The following are key points of Senate Bill 206:

  • The law allows student athletes to obtain legal representation and to engage in contracts in order to profit from their names, likenesses, and media rights. For example, under the new law, athletes can be paid for sponsorship or for licensing their image to video games.
  • The law pertains to California only and does not require colleges outside of California to comply.
  • The law states that athletic scholarships are not considered compensation.
  • The law bans colleges from declaring athletes ineligible on the basis of an athlete receiving compensation for the use of his or her name, image, or likeness.
  • The law does not allow athletes to enter into arrangements that would violate the terms of any sponsorship or licensing deals that their college already has in place with other companies.
  • The law was passed unanimously by the California General Assembly on September 8 and enacted September 30.
  • The law will officially take effect on January 1, 2023, and will likely face numerous legal challenges by the NCAA prior to its institution. On the same day Senate Bill 206 was passed, the members of the NCAA board of governors argued in a letter to California Governor Gavin Newsom that the law was “unconstitutional” and would “remove the essential element of fairness and equal treatment that form the bedrock of college sports.”

California’s actions are already influencing other states that are in the process of making similar proposals. Similar legislation is being introduced in Colorado, Florida (HB251), Illinois (HB3904), Kentucky, Minnesota, Nevada, New York (Senate Bill S6722A), Pennsylvania, and South Carolina. Additionally, US Representative Anthony Gonzalez (R-OH) is planning to propose federal legislation that will allow all athletes across the country to earn money in endorsements.

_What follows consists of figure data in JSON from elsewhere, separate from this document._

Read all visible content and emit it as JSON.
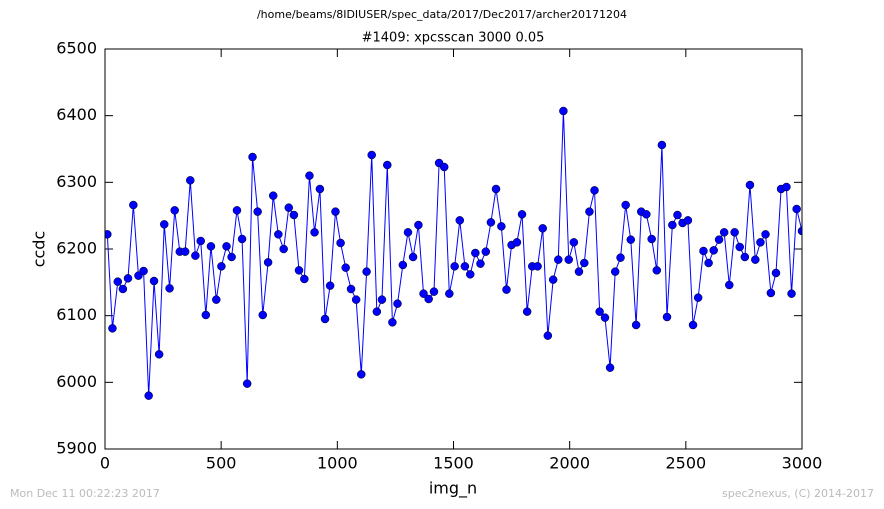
{
  "chart_data": {
    "type": "line",
    "suptitle": "/home/beams/8IDIUSER/spec_data/2017/Dec2017/archer20171204",
    "title": "#1409: xpcsscan 3000 0.05",
    "xlabel": "img_n",
    "ylabel": "ccdc",
    "xlim": [
      0,
      3000
    ],
    "ylim": [
      5900,
      6500
    ],
    "xticks": [
      0,
      500,
      1000,
      1500,
      2000,
      2500,
      3000
    ],
    "yticks": [
      5900,
      6000,
      6100,
      6200,
      6300,
      6400,
      6500
    ],
    "grid": false,
    "series": [
      {
        "color": "#0000ff",
        "x": [
          10,
          32,
          55,
          77,
          99,
          122,
          144,
          166,
          188,
          211,
          233,
          255,
          278,
          300,
          322,
          345,
          367,
          389,
          412,
          434,
          456,
          479,
          501,
          523,
          545,
          568,
          590,
          612,
          635,
          657,
          679,
          702,
          724,
          746,
          769,
          791,
          813,
          835,
          858,
          880,
          902,
          925,
          947,
          969,
          992,
          1014,
          1036,
          1059,
          1081,
          1103,
          1126,
          1148,
          1170,
          1192,
          1215,
          1237,
          1259,
          1282,
          1304,
          1326,
          1349,
          1371,
          1393,
          1416,
          1438,
          1460,
          1482,
          1505,
          1527,
          1549,
          1572,
          1594,
          1616,
          1639,
          1661,
          1683,
          1706,
          1728,
          1750,
          1773,
          1795,
          1817,
          1839,
          1862,
          1884,
          1906,
          1929,
          1951,
          1973,
          1996,
          2018,
          2040,
          2063,
          2085,
          2107,
          2129,
          2152,
          2174,
          2196,
          2219,
          2241,
          2263,
          2286,
          2308,
          2330,
          2353,
          2375,
          2397,
          2419,
          2442,
          2464,
          2486,
          2509,
          2531,
          2553,
          2576,
          2598,
          2620,
          2643,
          2665,
          2687,
          2710,
          2732,
          2754,
          2776,
          2799,
          2821,
          2843,
          2866,
          2888,
          2910,
          2933,
          2955,
          2977,
          3000
        ],
        "values": [
          6222,
          6081,
          6151,
          6140,
          6156,
          6266,
          6160,
          6167,
          5980,
          6152,
          6042,
          6237,
          6141,
          6258,
          6196,
          6196,
          6303,
          6190,
          6212,
          6101,
          6204,
          6124,
          6174,
          6204,
          6188,
          6258,
          6215,
          5998,
          6338,
          6256,
          6101,
          6180,
          6280,
          6222,
          6200,
          6262,
          6251,
          6168,
          6155,
          6310,
          6225,
          6290,
          6095,
          6145,
          6256,
          6209,
          6172,
          6140,
          6124,
          6012,
          6166,
          6341,
          6106,
          6124,
          6326,
          6090,
          6118,
          6176,
          6225,
          6188,
          6236,
          6133,
          6125,
          6136,
          6329,
          6323,
          6133,
          6174,
          6243,
          6174,
          6162,
          6194,
          6178,
          6196,
          6240,
          6290,
          6234,
          6139,
          6206,
          6210,
          6252,
          6106,
          6174,
          6174,
          6231,
          6070,
          6154,
          6184,
          6407,
          6184,
          6210,
          6166,
          6179,
          6256,
          6288,
          6106,
          6097,
          6022,
          6166,
          6187,
          6266,
          6214,
          6086,
          6256,
          6252,
          6215,
          6168,
          6356,
          6098,
          6236,
          6251,
          6239,
          6243,
          6086,
          6127,
          6197,
          6179,
          6198,
          6214,
          6225,
          6146,
          6225,
          6203,
          6188,
          6296,
          6184,
          6210,
          6222,
          6134,
          6164,
          6290,
          6293,
          6133,
          6260,
          6227
        ]
      }
    ]
  },
  "footer": {
    "timestamp": "Mon Dec 11 00:22:23 2017",
    "credit": "spec2nexus, (C) 2014-2017"
  }
}
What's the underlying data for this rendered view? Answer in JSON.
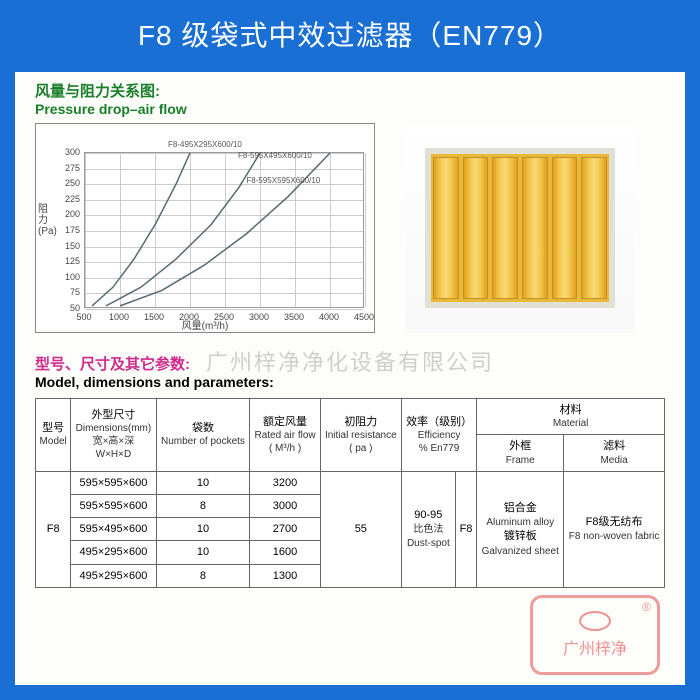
{
  "title": "F8 级袋式中效过滤器（EN779）",
  "chart_section": {
    "heading_cn": "风量与阻力关系图:",
    "heading_en": "Pressure drop–air flow",
    "ylabel_cn": "阻\n力",
    "ylabel_unit": "(Pa)",
    "xlabel": "风量(m³/h)",
    "xlim": [
      500,
      4500
    ],
    "ylim": [
      50,
      300
    ],
    "xticks": [
      500,
      1000,
      1500,
      2000,
      2500,
      3000,
      3500,
      4000,
      4500
    ],
    "yticks": [
      50,
      75,
      100,
      125,
      150,
      175,
      200,
      225,
      250,
      275,
      300
    ],
    "series": [
      {
        "label": "F8-495X295X600/10",
        "label_pos": {
          "x": 0.3,
          "y": 0.05
        },
        "points": [
          [
            600,
            55
          ],
          [
            900,
            85
          ],
          [
            1200,
            130
          ],
          [
            1500,
            185
          ],
          [
            1800,
            250
          ],
          [
            2000,
            300
          ]
        ]
      },
      {
        "label": "F8-595X495X600/10",
        "label_pos": {
          "x": 0.55,
          "y": 0.12
        },
        "points": [
          [
            800,
            55
          ],
          [
            1300,
            85
          ],
          [
            1800,
            130
          ],
          [
            2300,
            185
          ],
          [
            2700,
            245
          ],
          [
            3000,
            300
          ]
        ]
      },
      {
        "label": "F8-595X595X600/10",
        "label_pos": {
          "x": 0.58,
          "y": 0.28
        },
        "points": [
          [
            1000,
            55
          ],
          [
            1600,
            80
          ],
          [
            2200,
            120
          ],
          [
            2800,
            170
          ],
          [
            3400,
            230
          ],
          [
            4000,
            300
          ]
        ]
      }
    ],
    "line_color": "#556a74",
    "grid_color": "#cccccc",
    "background": "#ffffff"
  },
  "product": {
    "pockets": 6,
    "color": "#f4cb52"
  },
  "watermark": "广州梓净净化设备有限公司",
  "spec_section": {
    "heading_cn": "型号、尺寸及其它参数:",
    "heading_en": "Model, dimensions and parameters:"
  },
  "table": {
    "headers": {
      "model": {
        "cn": "型号",
        "en": "Model"
      },
      "dims": {
        "cn": "外型尺寸",
        "en": "Dimensions(mm)",
        "sub": "宽×高×深",
        "sub_en": "W×H×D"
      },
      "pockets": {
        "cn": "袋数",
        "en": "Number of pockets"
      },
      "airflow": {
        "cn": "额定风量",
        "en": "Rated air flow",
        "unit": "( M³/h )"
      },
      "resistance": {
        "cn": "初阻力",
        "en": "Initial resistance",
        "unit": "( pa )"
      },
      "efficiency": {
        "cn": "效率（级别）",
        "en": "Efficiency",
        "unit": "% En779"
      },
      "material": {
        "cn": "材料",
        "en": "Material"
      },
      "frame": {
        "cn": "外框",
        "en": "Frame"
      },
      "media": {
        "cn": "滤料",
        "en": "Media"
      }
    },
    "rows": [
      {
        "dims": "595×595×600",
        "pockets": "10",
        "airflow": "3200"
      },
      {
        "dims": "595×595×600",
        "pockets": "8",
        "airflow": "3000"
      },
      {
        "dims": "595×495×600",
        "pockets": "10",
        "airflow": "2700"
      },
      {
        "dims": "495×295×600",
        "pockets": "10",
        "airflow": "1600"
      },
      {
        "dims": "495×295×600",
        "pockets": "8",
        "airflow": "1300"
      }
    ],
    "model": "F8",
    "resistance": "55",
    "eff_range": "90-95",
    "eff_method_cn": "比色法",
    "eff_method_en": "Dust-spot",
    "eff_class": "F8",
    "frame_cn1": "铝合金",
    "frame_en1": "Aluminum alloy",
    "frame_cn2": "镀锌板",
    "frame_en2": "Galvanized sheet",
    "media_cn": "F8级无纺布",
    "media_en": "F8 non-woven fabric"
  },
  "stamp": {
    "text": "广州梓净",
    "reg": "®"
  }
}
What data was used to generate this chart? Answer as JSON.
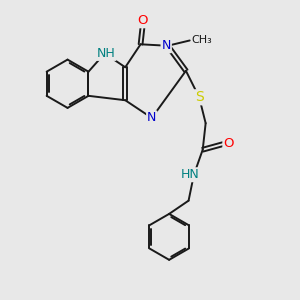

What is next for Senate Bill 206 and the other similar legislation? The NCAA has indicated that it will vigorously oppose this legislation, and has already threatened to make all 58 of California’s NCAA schools ineligible to participate in NCAA competitions because they would allegedly have an unfair recruiting advantage. It is fairly safe to assume that the NCAA will bring forth legal challenges to Senate Bill 206 and any other similar legislation that passes in an effort to delay, or perhaps more narrowly define, how athletes can be paid and how much student athletes can earn for sports-related activities.